President Morsi Sworn In But Reaffirms Military’s Powers
Following Friday’s symbolic swearing-in in Tahrir Square, Egyptian President Mohammed Morsi took the oath of office Saturday before the Supreme Court. Field Marshal Hussein Tantawi saluted President Morsi on his arrival, and Morsi hailed the day as the fulfillment of a transition to civilian power. In his speech, the President also expressed gratitude for the military’s role in the revolution, and promised to grant them the necessary powers to bring security back to Egypt. The Egypt-Israeli peace treaty was also indirectly referenced as the President vowed to honor Egypt’s international treaties.

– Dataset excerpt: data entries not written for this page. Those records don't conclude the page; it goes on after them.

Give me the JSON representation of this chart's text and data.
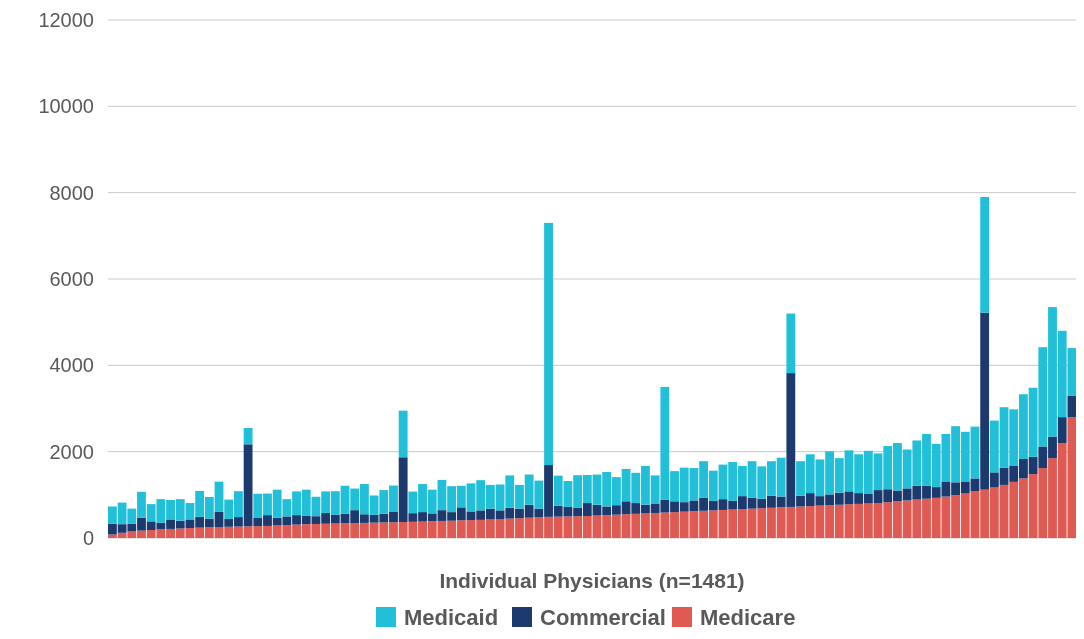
{
  "chart_data": {
    "type": "bar",
    "stacked": true,
    "xlabel": "Individual Physicians (n=1481)",
    "categories": [
      null,
      null,
      null,
      null,
      null,
      null,
      null,
      null,
      null,
      null,
      null,
      null,
      null,
      null,
      null,
      null,
      null,
      null,
      null,
      null,
      null,
      null,
      null,
      null,
      null,
      null,
      null,
      null,
      null,
      null,
      null,
      null,
      null,
      null,
      null,
      null,
      null,
      null,
      null,
      null,
      null,
      null,
      null,
      null,
      null,
      null,
      null,
      null,
      null,
      null,
      null,
      null,
      null,
      null,
      null,
      null,
      null,
      null,
      null,
      null,
      null,
      null,
      null,
      null,
      null,
      null,
      null,
      null,
      null,
      null,
      null,
      null,
      null,
      null,
      null,
      null,
      null,
      null,
      null,
      null,
      null,
      null,
      null,
      null,
      null,
      null,
      null,
      null,
      null,
      null,
      null,
      null,
      null,
      null,
      null,
      null,
      null,
      null,
      null,
      null
    ],
    "series": [
      {
        "name": "Medicare",
        "color": "#e05a54",
        "values": [
          80,
          120,
          150,
          170,
          185,
          200,
          210,
          220,
          230,
          240,
          250,
          255,
          260,
          265,
          270,
          275,
          280,
          290,
          300,
          310,
          320,
          325,
          330,
          335,
          340,
          345,
          350,
          355,
          360,
          365,
          370,
          375,
          380,
          390,
          395,
          400,
          410,
          415,
          420,
          430,
          440,
          450,
          460,
          470,
          480,
          490,
          495,
          500,
          505,
          510,
          520,
          530,
          540,
          550,
          560,
          570,
          580,
          590,
          600,
          610,
          620,
          630,
          640,
          650,
          660,
          670,
          680,
          690,
          700,
          710,
          720,
          730,
          740,
          750,
          760,
          770,
          780,
          790,
          800,
          810,
          830,
          850,
          870,
          890,
          910,
          930,
          960,
          990,
          1030,
          1080,
          1120,
          1170,
          1230,
          1300,
          1380,
          1480,
          1620,
          1850,
          2200,
          2800
        ]
      },
      {
        "name": "Commercial",
        "color": "#1c3a6e",
        "values": [
          250,
          200,
          180,
          300,
          200,
          150,
          220,
          180,
          200,
          250,
          200,
          350,
          180,
          220,
          1900,
          200,
          250,
          180,
          200,
          220,
          200,
          180,
          250,
          200,
          220,
          300,
          200,
          180,
          200,
          250,
          1500,
          200,
          220,
          180,
          250,
          200,
          300,
          200,
          220,
          250,
          200,
          250,
          220,
          300,
          200,
          1200,
          250,
          220,
          200,
          300,
          250,
          200,
          220,
          300,
          250,
          200,
          220,
          300,
          250,
          220,
          250,
          300,
          220,
          250,
          200,
          300,
          250,
          220,
          280,
          250,
          3100,
          250,
          300,
          220,
          250,
          280,
          300,
          250,
          220,
          300,
          300,
          250,
          280,
          320,
          300,
          250,
          350,
          300,
          280,
          300,
          4100,
          350,
          400,
          380,
          450,
          400,
          500,
          500,
          600,
          500
        ]
      },
      {
        "name": "Medicaid",
        "color": "#22c0d8",
        "values": [
          400,
          500,
          350,
          600,
          400,
          550,
          450,
          500,
          380,
          600,
          500,
          700,
          450,
          600,
          380,
          550,
          500,
          650,
          400,
          550,
          600,
          450,
          500,
          550,
          650,
          500,
          700,
          450,
          550,
          600,
          1080,
          500,
          650,
          550,
          700,
          600,
          500,
          650,
          700,
          550,
          600,
          750,
          550,
          700,
          650,
          5610,
          700,
          600,
          750,
          650,
          700,
          800,
          650,
          750,
          700,
          900,
          650,
          2610,
          700,
          800,
          750,
          850,
          700,
          800,
          900,
          700,
          850,
          750,
          800,
          900,
          1380,
          800,
          900,
          850,
          1000,
          800,
          950,
          900,
          1000,
          850,
          1000,
          1100,
          900,
          1050,
          1200,
          1000,
          1100,
          1300,
          1150,
          1200,
          2680,
          1200,
          1400,
          1300,
          1500,
          1600,
          2300,
          3000,
          2000,
          1100
        ]
      }
    ],
    "ylim": [
      0,
      12000
    ],
    "yticks": [
      0,
      2000,
      4000,
      6000,
      8000,
      10000,
      12000
    ],
    "grid": "y",
    "legend": "bottom"
  }
}
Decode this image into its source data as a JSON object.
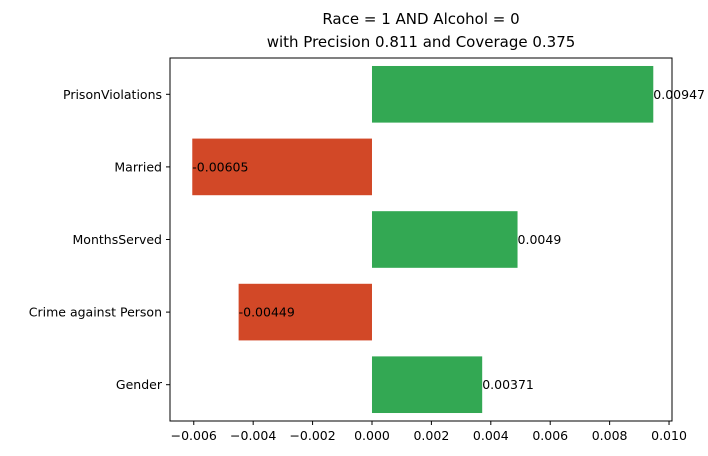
{
  "chart_data": {
    "type": "bar",
    "orientation": "horizontal",
    "title": "Race = 1 AND Alcohol = 0\nwith Precision 0.811 and Coverage 0.375",
    "xlabel": "",
    "ylabel": "",
    "categories": [
      "PrisonViolations",
      "Married",
      "MonthsServed",
      "Crime against Person",
      "Gender"
    ],
    "values": [
      0.00947,
      -0.00605,
      0.0049,
      -0.00449,
      0.00371
    ],
    "data_labels": [
      "0.00947",
      "-0.00605",
      "0.0049",
      "-0.00449",
      "0.00371"
    ],
    "xlim": [
      -0.0068,
      0.0101
    ],
    "xticks": [
      -0.006,
      -0.004,
      -0.002,
      0.0,
      0.002,
      0.004,
      0.006,
      0.008,
      0.01
    ],
    "xtick_labels": [
      "−0.006",
      "−0.004",
      "−0.002",
      "0.000",
      "0.002",
      "0.004",
      "0.006",
      "0.008",
      "0.010"
    ],
    "grid": false,
    "legend": "none",
    "colors": {
      "positive": "#33a853",
      "negative": "#d24827"
    }
  }
}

Meanwhile, an IMF spokesman has confirmed that IMF Managing Director Christine Lagarde spoke with Morsi on Thursday about a possible $3.2 billion loan. Lagarde affirmed the IMF’s willingness to support Egypt, but the spokesman said that a potential trip to Egypt to advance talks for such a loan will depend on the make up of Morsi’s cabinet.

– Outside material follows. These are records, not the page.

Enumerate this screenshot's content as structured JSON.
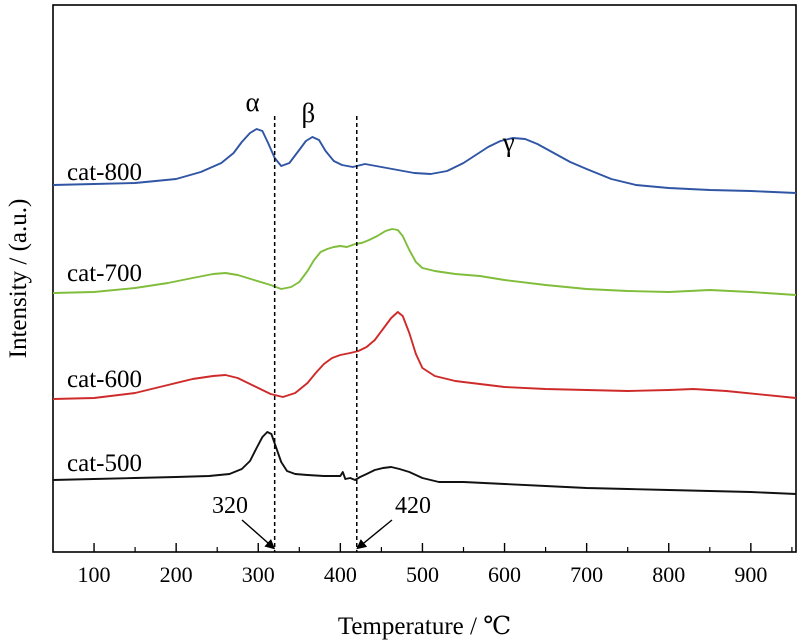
{
  "chart_data": {
    "type": "line",
    "xlabel": "Temperature / ℃",
    "ylabel": "Intensity / (a.u.)",
    "xlim": [
      50,
      955
    ],
    "xticks": [
      100,
      200,
      300,
      400,
      500,
      600,
      700,
      800,
      900
    ],
    "grid": false,
    "y_ticks_labeled": false,
    "series": [
      {
        "name": "cat-800",
        "color": "#2f55a4",
        "points": [
          [
            50,
            185
          ],
          [
            100,
            184
          ],
          [
            150,
            183
          ],
          [
            200,
            179
          ],
          [
            230,
            172
          ],
          [
            255,
            163
          ],
          [
            270,
            153
          ],
          [
            280,
            142
          ],
          [
            290,
            133
          ],
          [
            298,
            129
          ],
          [
            305,
            131
          ],
          [
            312,
            143
          ],
          [
            320,
            158
          ],
          [
            328,
            166
          ],
          [
            338,
            163
          ],
          [
            348,
            152
          ],
          [
            358,
            141
          ],
          [
            366,
            137
          ],
          [
            374,
            140
          ],
          [
            382,
            151
          ],
          [
            392,
            161
          ],
          [
            402,
            165
          ],
          [
            415,
            167
          ],
          [
            430,
            164
          ],
          [
            450,
            167
          ],
          [
            470,
            170
          ],
          [
            490,
            173
          ],
          [
            510,
            174
          ],
          [
            530,
            171
          ],
          [
            550,
            163
          ],
          [
            565,
            155
          ],
          [
            580,
            147
          ],
          [
            595,
            141
          ],
          [
            610,
            138
          ],
          [
            625,
            139
          ],
          [
            640,
            144
          ],
          [
            660,
            153
          ],
          [
            680,
            162
          ],
          [
            700,
            169
          ],
          [
            730,
            179
          ],
          [
            760,
            185
          ],
          [
            800,
            188
          ],
          [
            850,
            190
          ],
          [
            900,
            191
          ],
          [
            955,
            193
          ]
        ]
      },
      {
        "name": "cat-700",
        "color": "#7fbd3a",
        "points": [
          [
            50,
            293
          ],
          [
            100,
            292
          ],
          [
            150,
            288
          ],
          [
            190,
            283
          ],
          [
            220,
            278
          ],
          [
            245,
            274
          ],
          [
            260,
            273
          ],
          [
            275,
            275
          ],
          [
            295,
            280
          ],
          [
            315,
            285
          ],
          [
            328,
            289
          ],
          [
            340,
            287
          ],
          [
            350,
            282
          ],
          [
            360,
            271
          ],
          [
            368,
            260
          ],
          [
            376,
            252
          ],
          [
            384,
            249
          ],
          [
            392,
            247
          ],
          [
            400,
            246
          ],
          [
            408,
            247
          ],
          [
            418,
            244
          ],
          [
            426,
            243
          ],
          [
            435,
            240
          ],
          [
            445,
            236
          ],
          [
            455,
            231
          ],
          [
            463,
            229
          ],
          [
            470,
            230
          ],
          [
            476,
            236
          ],
          [
            484,
            250
          ],
          [
            492,
            262
          ],
          [
            500,
            268
          ],
          [
            515,
            271
          ],
          [
            540,
            274
          ],
          [
            570,
            276
          ],
          [
            600,
            280
          ],
          [
            650,
            285
          ],
          [
            700,
            289
          ],
          [
            750,
            291
          ],
          [
            800,
            292
          ],
          [
            850,
            290
          ],
          [
            900,
            292
          ],
          [
            955,
            295
          ]
        ]
      },
      {
        "name": "cat-600",
        "color": "#cf2a2a",
        "points": [
          [
            50,
            399
          ],
          [
            100,
            398
          ],
          [
            150,
            393
          ],
          [
            190,
            385
          ],
          [
            220,
            379
          ],
          [
            245,
            376
          ],
          [
            260,
            375
          ],
          [
            275,
            378
          ],
          [
            295,
            386
          ],
          [
            315,
            394
          ],
          [
            330,
            397
          ],
          [
            345,
            393
          ],
          [
            360,
            383
          ],
          [
            370,
            373
          ],
          [
            380,
            364
          ],
          [
            390,
            358
          ],
          [
            400,
            355
          ],
          [
            412,
            353
          ],
          [
            422,
            351
          ],
          [
            432,
            347
          ],
          [
            442,
            340
          ],
          [
            452,
            329
          ],
          [
            462,
            318
          ],
          [
            470,
            312
          ],
          [
            476,
            316
          ],
          [
            484,
            333
          ],
          [
            492,
            354
          ],
          [
            500,
            368
          ],
          [
            515,
            376
          ],
          [
            540,
            381
          ],
          [
            570,
            384
          ],
          [
            600,
            387
          ],
          [
            650,
            389
          ],
          [
            700,
            390
          ],
          [
            750,
            391
          ],
          [
            800,
            390
          ],
          [
            830,
            389
          ],
          [
            870,
            391
          ],
          [
            955,
            398
          ]
        ]
      },
      {
        "name": "cat-500",
        "color": "#111111",
        "points": [
          [
            50,
            480
          ],
          [
            100,
            479
          ],
          [
            150,
            478
          ],
          [
            200,
            477
          ],
          [
            240,
            476
          ],
          [
            265,
            474
          ],
          [
            280,
            469
          ],
          [
            290,
            461
          ],
          [
            298,
            448
          ],
          [
            305,
            437
          ],
          [
            311,
            432
          ],
          [
            316,
            434
          ],
          [
            322,
            448
          ],
          [
            328,
            462
          ],
          [
            335,
            471
          ],
          [
            345,
            474
          ],
          [
            360,
            475
          ],
          [
            380,
            476
          ],
          [
            400,
            476
          ],
          [
            403,
            472
          ],
          [
            406,
            479
          ],
          [
            412,
            478
          ],
          [
            418,
            480
          ],
          [
            424,
            477
          ],
          [
            432,
            474
          ],
          [
            442,
            470
          ],
          [
            452,
            468
          ],
          [
            462,
            467
          ],
          [
            472,
            469
          ],
          [
            484,
            472
          ],
          [
            500,
            478
          ],
          [
            520,
            482
          ],
          [
            550,
            482
          ],
          [
            600,
            484
          ],
          [
            650,
            486
          ],
          [
            700,
            488
          ],
          [
            750,
            489
          ],
          [
            800,
            490
          ],
          [
            850,
            491
          ],
          [
            900,
            492
          ],
          [
            955,
            494
          ]
        ]
      }
    ],
    "peak_labels": [
      {
        "label": "α",
        "x": 298
      },
      {
        "label": "β",
        "x": 366
      },
      {
        "label": "γ",
        "x": 610
      }
    ],
    "reference_lines": [
      {
        "x": 320,
        "label": "320"
      },
      {
        "x": 420,
        "label": "420"
      }
    ]
  }
}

A Freedom and Justice Party spokesman also spoke on the composition of the cabinet, saying that the Prime Minister will decide which political forces will be represented. Former diplomat Mohamed ElBaradei has yet to give a final reply to the offer of Prime Minister, but the spokesman said other men like economic experts Hazem al-Beblawy and Hamdy Suleiman are also under consideration.
Additionally, in his first interview since the election, Ahmed Shafiq admitted he had not expected Morsi to win, but called the President’s speech in Tahrir Square on Friday “enthusiastic and emotional.” Shafiq also expressed concern for maintaining a civilian state, but expects the Brotherhood to try to form a religious state.
Also, Joshua Stacher writing in The New York Times calls today’s inauguration “the latest grand spectacle manufactured by the military.” Stacher argues that President Morsi will now become merely the focal point for popular blame while the unaccountable military will still be calling the shots.